Like every other kid in the world who is unique like a snowflake, so is each gifted kid, except that each snowflake is a lot more intense.Barry B. Gelston, M.Ed.
I am a private math teacher for gifted kids learning math covering grade levels 3 until introductory Calculus. My days are spent with gifted kiddos from around the world and we share learning and conversation together. I get to hear their thoughts, follow their reasoning, and experience their failures and successes. They learn from me and I learn from them.
My focus here is about the challenges and uniqueness of the gifted learners identity.
As I have led this conversation several times with teachers and parents of gifted kids both at conferences and online, we have covered the idea of a learning identity, we tackle the myths associated with the definition of giftedness, and discuss what a healthy learning identity might be.
I start from the position that we all carry identities which define how we view ourselves. Our identities are developed through the influences of birth, family environment, and the world around us. Our interaction with these factors sends us a clear message as to who we are. We get reinforcement through many forms that creates an identity that we begin to live by.
In my teaching, I come across gifted learners who are struggling with expectations for themselves, I believe, based on the identity that they develop as a gifted person. On a very basic level, imagine being a child and getting raves from the world around you for your early ability to read and write and/or have strong number sense and problem solving intuition.
This consideration of gifted identity combines neatly with the work of Carol Dweck and the problems of a fixed mindset. My contention is that the gifted child develops a fixed mindset for learning which is a high tightrope act that leaves little room for failure. Furthermore, this mindset can lead to staying fixed in a comfort zone which seems broad early on, yet becomes narrower as the years progress. Gifted intensities can make it harder to leave the comfort zone as the stress of failure is powerful.
With these thoughts in mind, my approach as a math educator is to introduce and model that a mathematician makes mistakes, we can laugh about the small little errors that we naturally make as our heads move faster than our hands. We discuss using our whole brain which includes the rest of the nervous system that runs through our fingers when we do math. We call it “brain caching,” by putting our thoughts on paper to allow our brains to do the high value work of analysis while our hands do the rudimentary work of creating visual representations. We treat problem solving as a joyful process.
Gifted kids can and do come with special needs which makes the job more interesting for parents, educators, and parent-educators. Our challenge as a community is to create a positive approach (growth mindset) for gifted learning. I have worked with some pretty wonderful parents who embrace the gifted diagnosis as a tool to understand that even though their children have some great abilities, they also take the time to make the “weaknesses” a matter-of-fact occurrence that the young learner works around. Parents find assistive technologies, workarounds, online support communities, and community professionals to help them extend their children’s learning comfort zones.

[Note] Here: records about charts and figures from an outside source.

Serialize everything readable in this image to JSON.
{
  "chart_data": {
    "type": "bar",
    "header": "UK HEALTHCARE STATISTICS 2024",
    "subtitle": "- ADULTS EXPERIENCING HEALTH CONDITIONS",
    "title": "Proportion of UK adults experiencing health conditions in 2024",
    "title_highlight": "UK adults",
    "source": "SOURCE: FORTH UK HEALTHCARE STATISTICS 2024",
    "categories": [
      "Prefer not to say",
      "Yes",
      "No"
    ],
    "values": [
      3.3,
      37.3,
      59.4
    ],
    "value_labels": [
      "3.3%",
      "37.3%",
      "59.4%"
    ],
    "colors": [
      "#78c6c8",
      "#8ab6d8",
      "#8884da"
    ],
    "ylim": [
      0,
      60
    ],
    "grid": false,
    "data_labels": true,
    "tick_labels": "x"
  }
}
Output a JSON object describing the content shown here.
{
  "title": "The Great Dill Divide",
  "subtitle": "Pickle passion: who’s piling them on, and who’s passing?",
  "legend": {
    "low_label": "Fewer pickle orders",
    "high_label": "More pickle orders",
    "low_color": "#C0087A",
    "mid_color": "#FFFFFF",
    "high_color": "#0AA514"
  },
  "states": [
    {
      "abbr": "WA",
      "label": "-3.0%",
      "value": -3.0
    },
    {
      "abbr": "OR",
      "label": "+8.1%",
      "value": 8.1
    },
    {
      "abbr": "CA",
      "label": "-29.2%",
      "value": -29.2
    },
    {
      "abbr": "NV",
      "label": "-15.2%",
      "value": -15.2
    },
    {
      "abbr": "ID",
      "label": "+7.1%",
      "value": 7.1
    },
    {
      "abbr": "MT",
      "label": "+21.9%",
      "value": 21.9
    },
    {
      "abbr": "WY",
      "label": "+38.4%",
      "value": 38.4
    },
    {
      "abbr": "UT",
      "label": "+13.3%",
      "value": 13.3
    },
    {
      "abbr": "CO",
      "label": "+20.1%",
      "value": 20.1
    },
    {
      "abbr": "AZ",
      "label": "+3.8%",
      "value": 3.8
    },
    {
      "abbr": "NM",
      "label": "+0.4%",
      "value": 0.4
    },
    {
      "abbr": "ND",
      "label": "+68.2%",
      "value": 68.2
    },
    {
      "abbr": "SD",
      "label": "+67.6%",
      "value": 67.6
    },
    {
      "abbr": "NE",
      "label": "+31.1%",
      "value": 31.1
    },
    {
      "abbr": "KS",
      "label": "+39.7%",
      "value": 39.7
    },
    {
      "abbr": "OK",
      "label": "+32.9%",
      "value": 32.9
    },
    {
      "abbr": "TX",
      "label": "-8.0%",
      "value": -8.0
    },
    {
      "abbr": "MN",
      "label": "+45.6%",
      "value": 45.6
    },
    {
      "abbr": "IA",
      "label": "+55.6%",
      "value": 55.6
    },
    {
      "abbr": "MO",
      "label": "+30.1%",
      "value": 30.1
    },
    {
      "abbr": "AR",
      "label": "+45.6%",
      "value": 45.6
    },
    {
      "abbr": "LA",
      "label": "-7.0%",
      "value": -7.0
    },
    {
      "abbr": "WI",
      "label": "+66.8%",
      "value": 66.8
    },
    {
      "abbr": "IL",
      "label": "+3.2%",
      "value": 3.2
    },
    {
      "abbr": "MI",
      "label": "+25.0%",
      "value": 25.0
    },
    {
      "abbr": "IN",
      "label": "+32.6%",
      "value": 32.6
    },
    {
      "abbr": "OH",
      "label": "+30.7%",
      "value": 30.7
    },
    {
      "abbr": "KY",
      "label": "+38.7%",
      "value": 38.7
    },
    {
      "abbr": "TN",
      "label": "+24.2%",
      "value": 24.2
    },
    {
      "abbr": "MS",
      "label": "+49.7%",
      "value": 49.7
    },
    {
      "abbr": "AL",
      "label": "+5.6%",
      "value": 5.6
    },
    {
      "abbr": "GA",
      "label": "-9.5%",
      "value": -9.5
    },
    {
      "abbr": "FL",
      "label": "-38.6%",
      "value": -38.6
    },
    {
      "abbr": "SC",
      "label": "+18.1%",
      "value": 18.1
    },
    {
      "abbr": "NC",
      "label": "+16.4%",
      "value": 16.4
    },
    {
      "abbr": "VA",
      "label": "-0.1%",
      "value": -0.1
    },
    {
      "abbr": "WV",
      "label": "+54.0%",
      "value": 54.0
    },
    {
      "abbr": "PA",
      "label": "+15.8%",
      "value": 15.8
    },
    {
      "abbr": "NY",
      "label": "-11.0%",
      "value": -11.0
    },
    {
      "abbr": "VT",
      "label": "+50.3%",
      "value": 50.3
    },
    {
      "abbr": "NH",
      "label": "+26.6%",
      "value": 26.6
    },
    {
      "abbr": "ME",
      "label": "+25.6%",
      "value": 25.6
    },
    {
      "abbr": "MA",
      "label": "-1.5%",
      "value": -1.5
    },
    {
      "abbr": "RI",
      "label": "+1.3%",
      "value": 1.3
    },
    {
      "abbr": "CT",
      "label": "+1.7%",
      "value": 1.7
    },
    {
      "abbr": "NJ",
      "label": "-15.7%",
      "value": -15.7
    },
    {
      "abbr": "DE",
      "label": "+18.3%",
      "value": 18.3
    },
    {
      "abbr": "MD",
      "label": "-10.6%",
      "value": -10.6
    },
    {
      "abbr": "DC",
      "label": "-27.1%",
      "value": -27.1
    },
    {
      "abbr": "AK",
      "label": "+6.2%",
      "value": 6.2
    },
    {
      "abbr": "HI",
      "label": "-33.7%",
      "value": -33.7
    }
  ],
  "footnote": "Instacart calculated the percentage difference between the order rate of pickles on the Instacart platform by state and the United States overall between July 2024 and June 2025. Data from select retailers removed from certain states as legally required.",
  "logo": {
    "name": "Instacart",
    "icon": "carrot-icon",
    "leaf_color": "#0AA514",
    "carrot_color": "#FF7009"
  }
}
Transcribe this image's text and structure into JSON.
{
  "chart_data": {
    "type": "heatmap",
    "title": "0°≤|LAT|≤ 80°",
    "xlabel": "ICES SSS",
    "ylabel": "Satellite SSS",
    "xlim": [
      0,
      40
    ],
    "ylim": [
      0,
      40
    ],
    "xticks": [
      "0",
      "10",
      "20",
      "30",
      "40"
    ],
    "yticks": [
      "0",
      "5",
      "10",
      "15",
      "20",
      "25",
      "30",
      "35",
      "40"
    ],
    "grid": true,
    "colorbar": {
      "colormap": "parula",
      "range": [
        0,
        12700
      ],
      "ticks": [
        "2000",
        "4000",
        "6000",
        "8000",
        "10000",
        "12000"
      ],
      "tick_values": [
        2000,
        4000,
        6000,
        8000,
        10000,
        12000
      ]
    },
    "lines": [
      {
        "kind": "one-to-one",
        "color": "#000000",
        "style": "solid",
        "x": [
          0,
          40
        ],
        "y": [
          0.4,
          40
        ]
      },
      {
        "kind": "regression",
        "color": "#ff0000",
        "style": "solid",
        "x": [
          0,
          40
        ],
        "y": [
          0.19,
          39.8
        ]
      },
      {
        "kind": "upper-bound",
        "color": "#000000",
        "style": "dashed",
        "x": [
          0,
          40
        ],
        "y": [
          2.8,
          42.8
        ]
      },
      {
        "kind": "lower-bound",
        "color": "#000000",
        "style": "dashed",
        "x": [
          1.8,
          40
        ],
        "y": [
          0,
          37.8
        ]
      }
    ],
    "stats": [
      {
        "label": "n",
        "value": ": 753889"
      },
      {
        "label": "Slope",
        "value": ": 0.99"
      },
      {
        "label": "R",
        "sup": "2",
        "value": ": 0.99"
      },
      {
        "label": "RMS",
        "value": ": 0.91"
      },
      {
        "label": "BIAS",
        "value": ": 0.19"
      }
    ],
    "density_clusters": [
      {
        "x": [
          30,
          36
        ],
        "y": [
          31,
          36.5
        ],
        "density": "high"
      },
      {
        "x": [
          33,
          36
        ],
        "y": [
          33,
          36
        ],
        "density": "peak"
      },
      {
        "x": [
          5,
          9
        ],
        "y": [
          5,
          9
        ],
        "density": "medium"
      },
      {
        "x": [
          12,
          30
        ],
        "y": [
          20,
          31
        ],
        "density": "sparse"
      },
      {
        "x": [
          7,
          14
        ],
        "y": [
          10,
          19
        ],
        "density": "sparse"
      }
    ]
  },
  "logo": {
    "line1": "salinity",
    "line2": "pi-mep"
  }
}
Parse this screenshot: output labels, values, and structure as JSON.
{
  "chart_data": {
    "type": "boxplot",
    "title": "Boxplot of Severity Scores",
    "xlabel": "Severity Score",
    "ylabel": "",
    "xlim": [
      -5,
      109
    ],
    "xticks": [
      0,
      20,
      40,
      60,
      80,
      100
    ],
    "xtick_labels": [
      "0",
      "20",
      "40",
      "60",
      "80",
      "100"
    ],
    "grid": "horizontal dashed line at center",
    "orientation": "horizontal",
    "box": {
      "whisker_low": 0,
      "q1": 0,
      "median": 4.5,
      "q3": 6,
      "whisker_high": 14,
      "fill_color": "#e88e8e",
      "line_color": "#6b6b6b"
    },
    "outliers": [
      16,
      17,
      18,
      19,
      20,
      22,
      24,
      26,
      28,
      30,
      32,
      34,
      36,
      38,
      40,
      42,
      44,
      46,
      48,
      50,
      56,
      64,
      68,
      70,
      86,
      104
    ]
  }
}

We are only just scratching the surface, but I want to close that a good place to start is to let yourself get something wrong as well as the learner. We don’t live in Apollo 13 situations everyday where failure is not an option.
Geniuses make mistakes, they learn to tinker and keep improving things. Artists paint over their paintings all of the time. Software people debug, early and often. Professional athletes practice for a living. When we extend beyond our comfort zones we are experimenting and playing with new things. Gifted people need to learn early on to embrace the fun of playing with something out of their comfort zones.
It’s okay to play with your “food-for-thought.”